We want regulators and agencies to help minimize the impact to American small businesses and implement the CARES Act in the spirit of what Congress intended. We don’t believe much cash has reached taxpaying citizens or small businesses as of this writing. According to the latest figures, SBA has guaranteed 25% of the relief. While this is an encouraging marker, it is still a small fraction of the $350 billion.

Probably more important for people to understand is that when banks secure loan guarantees, that does not immediately translate to funded loans injecting cash into small businesses.

For cash to move, a few things would help smooth the glide path from CARES Act to small businesses: 1) finalizing definitive guidance on bank notes; 2) enhancing secondary market liquidity; 3) developing a 21st century digital interface for more streamlined touch points for all stakeholders; and 4) opening the pathway to new players, including fintech companies as service providers, rails or lenders themselves.

This is important because SBA has been tasked to increase its capacity by a factor of at least 50. All of its credit programs combined put out $25 billion a year. The task at hand: $350 billion in 8-12 weeks. We know SBA has been working 24×7 — along with Treasury, FRB and other agencies — on systems, technology and execution, but there are real friction points working against solving the problem at hand.

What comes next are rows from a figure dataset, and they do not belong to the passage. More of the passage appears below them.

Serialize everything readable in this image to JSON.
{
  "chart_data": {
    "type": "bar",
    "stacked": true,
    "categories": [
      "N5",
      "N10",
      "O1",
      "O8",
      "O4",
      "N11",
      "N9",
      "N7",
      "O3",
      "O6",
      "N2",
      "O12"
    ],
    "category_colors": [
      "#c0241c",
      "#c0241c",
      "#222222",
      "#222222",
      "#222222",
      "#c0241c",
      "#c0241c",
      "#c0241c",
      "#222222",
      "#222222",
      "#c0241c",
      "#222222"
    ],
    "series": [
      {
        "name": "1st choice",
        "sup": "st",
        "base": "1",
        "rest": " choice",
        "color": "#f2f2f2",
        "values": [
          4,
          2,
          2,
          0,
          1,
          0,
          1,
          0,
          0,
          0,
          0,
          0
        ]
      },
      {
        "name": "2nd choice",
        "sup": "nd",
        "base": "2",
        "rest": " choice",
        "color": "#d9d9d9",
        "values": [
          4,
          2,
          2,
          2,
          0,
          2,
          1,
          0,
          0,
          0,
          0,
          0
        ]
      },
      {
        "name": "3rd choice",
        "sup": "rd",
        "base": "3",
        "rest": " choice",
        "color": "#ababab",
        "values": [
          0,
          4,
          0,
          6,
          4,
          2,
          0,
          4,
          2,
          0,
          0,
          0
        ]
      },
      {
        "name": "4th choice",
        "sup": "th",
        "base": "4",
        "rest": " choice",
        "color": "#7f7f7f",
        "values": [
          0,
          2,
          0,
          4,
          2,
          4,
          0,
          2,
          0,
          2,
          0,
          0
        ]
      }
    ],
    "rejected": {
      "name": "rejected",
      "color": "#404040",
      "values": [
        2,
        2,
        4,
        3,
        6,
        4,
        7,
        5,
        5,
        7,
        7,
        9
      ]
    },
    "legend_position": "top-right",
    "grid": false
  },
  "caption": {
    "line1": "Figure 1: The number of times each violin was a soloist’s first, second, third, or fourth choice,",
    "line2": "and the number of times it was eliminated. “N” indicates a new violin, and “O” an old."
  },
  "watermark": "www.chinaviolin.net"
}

The Federal Reserve’s liquidity backstop for SBA loans is welcome news, but it will take time to develop. Equally welcome news is FDIC’s easing on community bank leverage ratios. Regulators are considering relaxing additional prudent and temporary requirements and limits. This all assists the endeavor, yet there are still unanswered questions keeping lenders of all stripes on the sidelines.

The use of digital constructs and 21st century technology is highly needed due to the amount of dollars, number of loans and the short window we have to deploy them. We urge the SBA, other agencies and regulators to deploy energy and resources to leverage digital finance and financial technology.

Financial technology can help streamline applications, comply with know-your-customer and anti-money laundering rules and application automation. Technology also improves origination, underwriting, loan disbursement and loan servicing, and should be leveraged. Millions of small businesses, the most vulnerable ones in fact, don’t use bank credit. Yet many use Square to accept payments, for example. Fintech now has an open door to participate — good! We encourage regulators to fully leverage the collective capabilities of technology.

Not everyone has a printer, let alone the ability to walk into a bank — but most small businesses and their owners have mobile phones and a digital footprint. A number of fintech companies provide technology to banks themselves, and in those cases, banks should use this time with alacrity to leverage those capabilities. To be clear, fintech is no longer an innovation experiment, given the $200 billion that has been invested in financial technology since the financial crisis.

There is immeasurable pressure to get capital out on the one hand, but on the other, tight regulations create an equally forceful pull. COVID-19 has put a spotlight on the need to usher in a financial system that works for all, and technology is central to that. If there is a time to try new constructs, that time is now!

The problem with losing a job is that it is very hard to re-create. Preserving them, which is the guiding principle of all the recent government action — is energy better spent. Let’s focus on preserving jobs and providing relief to our economy’s beating heart — small businesses.